Here's Who Really Decides What Goes On Sam's Club Shelves

Giant tubs full of cheese puffs. Pallet-sized boxes of Famous Amos cookies. Gigantic bags of dog food that you have to forcefully shove into the trunk of your car to make fit.

A shopping trip to Sam's Club is always a bountiful one. Advertising low prices for buying in bulk, there's a good chance you'll be so stocked up that a trip back to Sam's won't be happening for a few months. But just how exactly does Sam's Club work? Past the membership, the food court, and the bulk buys, have you ever wondered how Sam's Club operates in connection to Walmart and how all these products wind up on their shelf?

Sam's Club isn't just owned and operated by Walmart, it's even named after the founder of the supercenter: Sam Walton. According to FundingUniverse, Sam's Club largely benefits from Walmart's sophisticated distributing system, as well as having the benefit of being located in more urban areas than the suburban market Walmart catered to. While chains such as Costco may be in the market for big bulk savings, Sam's Club still tries to offer the same idea of low prices that Walmart is so famous for. 

Of course, another difference in Sam's Club from Walmart is the selection of goods, which are far more expansive than what one would normally find at Walmart. Just who decides what goes on those warehouse-style shelves? 

Associates help decide what goes on Sam's Club shelves

Yes, you read that right. Sam's Club associates help to figure out just what will be put on Sam's Club shelves. The process is professional and rigorous. 

At the Sam's Club "Sensory Lab" in Bentonville, Arkansas, certain associates and members of the public can "taste-test" certain products such as desserts and give their feedback based on taste, texture, appearance, and other factors that may make them suitable for sale (via Supermarket News). For example, a piece of roast beef meant for the deli was tested, with the results being that the meat was too fatty, so the beef was replaced with a more suitable type of deli meat (via Walmart Corporate). It's not just the food itself that is tested and examined, but also the packaging and certain ingredients.
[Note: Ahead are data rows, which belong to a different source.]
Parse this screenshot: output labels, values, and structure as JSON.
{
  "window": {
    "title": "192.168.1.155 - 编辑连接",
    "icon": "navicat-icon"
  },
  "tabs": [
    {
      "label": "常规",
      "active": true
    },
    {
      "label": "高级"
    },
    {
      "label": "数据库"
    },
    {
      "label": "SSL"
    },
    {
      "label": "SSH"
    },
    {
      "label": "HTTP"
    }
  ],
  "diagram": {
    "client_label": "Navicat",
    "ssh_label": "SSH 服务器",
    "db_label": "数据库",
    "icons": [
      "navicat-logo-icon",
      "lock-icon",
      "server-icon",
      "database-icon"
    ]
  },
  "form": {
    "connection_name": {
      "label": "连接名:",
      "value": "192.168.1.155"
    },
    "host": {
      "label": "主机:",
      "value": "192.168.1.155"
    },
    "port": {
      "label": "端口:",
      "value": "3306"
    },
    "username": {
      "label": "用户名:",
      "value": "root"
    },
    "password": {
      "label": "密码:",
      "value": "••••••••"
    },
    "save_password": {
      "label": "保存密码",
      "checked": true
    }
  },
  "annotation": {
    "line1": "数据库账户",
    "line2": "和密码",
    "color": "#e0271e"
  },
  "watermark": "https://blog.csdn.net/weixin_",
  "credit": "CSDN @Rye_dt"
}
Why such a focus on rigorous testing? The company puts it like this (via TalkBusiness): If the average customer pays to shop at Sam's Club, they certainly would expect to be getting only the top-of-the-line quality in their purchases, wouldn't they? The intensive focus on tests, with about 65 to 100 people participating each day, is meant to ensure that the consumer's expectations are met.